With the PASS technique, there occurs a distal moment of the molars thus helping in conserving the anchorage. Though this distal tipping helps in the initial leveling and aligning, there raises a concern on the need for root up righting in the final stages of the treatment.

In the above technique, the premolars and the second molars were not bonded initially. This could have influenced the results obtained in the PASS group being similar compared to the MBT technique. On the other hand, the method of augmenting anchorage in the MBT group was not generalized which can inturn affect the results obtained in the MBT group making it less reliable.

This PASS system was stated to have worked well with NiTi archwires as they are flexible enough to get engaged into the cross buccal tube. But, to engage more rigid archwires like SS would be challenging and if not done, the molars can also come back to original position. Thus, PASS does not entirely replace the conventional method in all stages of the treatment. Similarly, not all malocclusion can be benefited with this concept. Though it seems to help in class I and class II malocclusion, its role in Class III malocclusion is questionable.
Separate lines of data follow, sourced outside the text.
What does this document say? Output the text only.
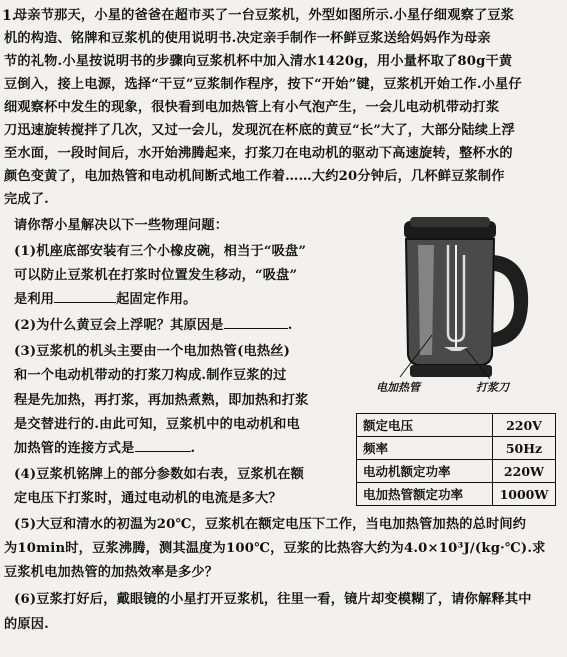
1.
母亲节那天，小星的爸爸在超市买了一台豆浆机，外型如图所示.小星仔细观察了豆浆
机的构造、铭牌和豆浆机的使用说明书.决定亲手制作一杯鲜豆浆送给妈妈作为母亲
节的礼物.小星按说明书的步骤向豆浆机杯中加入清水1420g，用小量杯取了80g干黄
豆倒入，接上电源，选择“干豆”豆浆制作程序，按下“开始”键，豆浆机开始工作.小星仔
细观察杯中发生的现象，很快看到电加热管上有小气泡产生，一会儿电动机带动打浆
刀迅速旋转搅拌了几次，又过一会儿，发现沉在杯底的黄豆“长”大了，大部分陆续上浮
至水面，一段时间后，水开始沸腾起来，打浆刀在电动机的驱动下高速旋转，整杯水的
颜色变黄了，电加热管和电动机间断式地工作着……大约20分钟后，几杯鲜豆浆制作
完成了.
请你帮小星解决以下一些物理问题：
(1)机座底部安装有三个小橡皮碗，相当于“吸盘”
可以防止豆浆机在打浆时位置发生移动，“吸盘”
是利用	起固定作用。
(2)为什么黄豆会上浮呢？其原因是	.
(3)豆浆机的机头主要由一个电加热管(电热丝)
和一个电动机带动的打浆刀构成.制作豆浆的过
程是先加热，再打浆，再加热煮熟，即加热和打浆
是交替进行的.由此可知，豆浆机中的电动机和电
加热管的连接方式是	.
(4)豆浆机铭牌上的部分参数如右表，豆浆机在额
定电压下打浆时，通过电动机的电流是多大？
(5)大豆和清水的初温为20℃，豆浆机在额定电压下工作，当电加热管加热的总时间约
为10min时，豆浆沸腾，测其温度为100℃，豆浆的比热容大约为4.0×10³J/(kg·℃).求
豆浆机电加热管的加热效率是多少？
(6)豆浆打好后，戴眼镜的小星打开豆浆机，往里一看，镜片却变模糊了，请你解释其中
的原因.
电加热管	打浆刀
额定电压	220V
频率	50Hz
电动机额定功率	220W
电加热管额定功率	1000W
Though it was seen that PASS technique had no difference in preventing the anchorage loss than the conventional method, there was still some amount of anchorage loss which was seen. Therefore, in cases requiring absolute and maximum anchorage, it cannot overrule the TADs.

What we like to know?

We would like to know if the PASS technique provided similar results even while including the premolars and second molars. We would also like to know if there is a difference in the anchorage loss among horizontal and vertical growth patterns while using PASS. If no, what could be the variation in the anchorage loss and if that difference is clinically significant.

Opportunities and future scope 

This system is emerging in the field of orthodontics which is evident by the lack of similar research done on this topic previously. This itself provides opportunities in the future for conducting several studies using the PASS technique and comparing its results with the previous literature. Modifications like including the premolars and second molars and then utilizing the PASS technique and comparing it with the conventional methods like ROTH or MBT can be performed.